Julho de 2015. Havia mudado de endereço para a Rua vasco Alves, onde funciona o estabelecimento comercial do irmão, na esquina com à Rua General Câmara. Roberto Chadanian estava sentado na calçada oposta do prédio onde vende móveis e utensílios usados. Ao seu lado, estava Rosa Chadaniam. Nosso reencontro foi inesperado. Ela estava animada e tratou logo de mostrar o projeto em que estava envolvida.
Era a Exposição Sonho e Realidade, uma mostra de sua autoria com mais de 20 belas telas pintadas com a utilização de várias técnicas. - A senhora é artista plástica?- perguntei, surpreso, enquanto olhava as fotografias de seu portfólio. - Sim, sou autodidata e pinto desde criança - afirmou. Dona Rosa estava definindo os últimos detalhes para a exposição de suas obras no Salão do Serviço Social do Comércio de Uruguaiana, o que levou a cabo no período de 4 a 29 de setembro com noite de abertura prestigiada por amigos brasileiros e argentinos.

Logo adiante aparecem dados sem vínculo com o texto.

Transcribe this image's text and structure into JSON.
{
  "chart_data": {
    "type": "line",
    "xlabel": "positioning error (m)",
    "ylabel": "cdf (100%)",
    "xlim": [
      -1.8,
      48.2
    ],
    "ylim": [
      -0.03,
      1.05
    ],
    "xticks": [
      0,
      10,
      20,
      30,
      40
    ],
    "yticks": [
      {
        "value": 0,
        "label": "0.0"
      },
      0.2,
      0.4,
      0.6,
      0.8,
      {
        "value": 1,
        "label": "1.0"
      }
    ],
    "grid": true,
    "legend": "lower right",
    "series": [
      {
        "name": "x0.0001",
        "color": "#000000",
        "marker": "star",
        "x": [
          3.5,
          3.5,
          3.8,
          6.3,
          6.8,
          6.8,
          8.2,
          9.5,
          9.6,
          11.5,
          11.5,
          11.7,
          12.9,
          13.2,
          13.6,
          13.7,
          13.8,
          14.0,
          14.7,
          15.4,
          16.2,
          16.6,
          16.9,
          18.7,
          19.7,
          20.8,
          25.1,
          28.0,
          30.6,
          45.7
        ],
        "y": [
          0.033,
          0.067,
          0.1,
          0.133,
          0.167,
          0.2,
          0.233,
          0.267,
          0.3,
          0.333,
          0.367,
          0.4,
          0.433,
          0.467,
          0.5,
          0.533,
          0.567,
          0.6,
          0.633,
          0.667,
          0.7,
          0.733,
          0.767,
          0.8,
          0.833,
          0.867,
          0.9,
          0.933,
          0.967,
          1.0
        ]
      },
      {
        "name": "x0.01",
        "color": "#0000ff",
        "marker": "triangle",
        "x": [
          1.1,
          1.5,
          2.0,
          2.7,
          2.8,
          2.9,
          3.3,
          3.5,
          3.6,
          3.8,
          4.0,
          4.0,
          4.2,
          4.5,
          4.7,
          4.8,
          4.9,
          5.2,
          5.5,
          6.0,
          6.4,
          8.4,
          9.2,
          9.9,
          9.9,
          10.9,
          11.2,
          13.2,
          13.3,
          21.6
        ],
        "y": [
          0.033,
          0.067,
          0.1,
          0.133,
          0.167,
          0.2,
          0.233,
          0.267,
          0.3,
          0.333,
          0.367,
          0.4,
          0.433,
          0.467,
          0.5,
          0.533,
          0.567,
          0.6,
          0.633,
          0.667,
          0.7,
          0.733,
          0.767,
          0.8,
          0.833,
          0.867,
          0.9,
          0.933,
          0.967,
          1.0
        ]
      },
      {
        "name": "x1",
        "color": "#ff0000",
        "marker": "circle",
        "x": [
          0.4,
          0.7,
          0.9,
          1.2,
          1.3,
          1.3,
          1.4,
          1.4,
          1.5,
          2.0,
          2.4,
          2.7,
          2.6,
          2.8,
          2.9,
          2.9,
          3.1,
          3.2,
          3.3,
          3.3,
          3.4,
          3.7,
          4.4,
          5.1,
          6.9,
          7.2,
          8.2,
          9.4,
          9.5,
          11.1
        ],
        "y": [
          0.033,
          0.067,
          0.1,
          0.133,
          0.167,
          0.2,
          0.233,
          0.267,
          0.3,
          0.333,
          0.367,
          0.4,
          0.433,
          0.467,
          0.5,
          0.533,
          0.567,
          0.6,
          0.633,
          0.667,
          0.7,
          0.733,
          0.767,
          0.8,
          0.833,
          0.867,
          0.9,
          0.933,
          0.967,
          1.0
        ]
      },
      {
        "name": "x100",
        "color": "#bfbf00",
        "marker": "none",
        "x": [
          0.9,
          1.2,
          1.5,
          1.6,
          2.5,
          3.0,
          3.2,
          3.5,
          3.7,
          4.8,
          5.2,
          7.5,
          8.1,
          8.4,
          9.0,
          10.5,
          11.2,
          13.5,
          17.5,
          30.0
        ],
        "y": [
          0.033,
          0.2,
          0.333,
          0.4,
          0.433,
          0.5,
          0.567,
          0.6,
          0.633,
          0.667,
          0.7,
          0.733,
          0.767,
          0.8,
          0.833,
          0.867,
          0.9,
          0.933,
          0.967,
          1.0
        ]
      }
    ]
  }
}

NO CONVITE, O NOME DA EXPOSIÇÃO DE ROSA, UMA ALUSÃO AO SONHO QUE TORNOU REAL |
Ela estava radiante porque realizara um sonho, expressão contida na denominação da mostra e isso tem uma origem. Aos 14 anos, Rosa havia realizado a primeira exposição em que vendeu todas as telas em Buenos Aires. Aos 16 anos, um marchand italiano a convidara para se aperfeiçoar em renomada escola de artes do país, mas Rosa fora proibida pela mãe, receosa em deixar a filha partir. Frustrada, a menina nunca mais pintou. Nos últimos seis anos, com quase 70, a artista que estava latente, falou mais alto e Rosa voltou a manusear pincéis, tintas e telas. De sua verve, brotaram belíssimas obras à óleo e acrílico. Usando cores vivas, pintou obras de seu imaginário com temática variada. Natureza, animais, borboletas e belas paisagens impressionam por serem todas únicas. A mensagem que meu tipo inesquecível, a dama que baila solitária nos salões deixa é de que nunca é tarde para realizar um sonho em vida.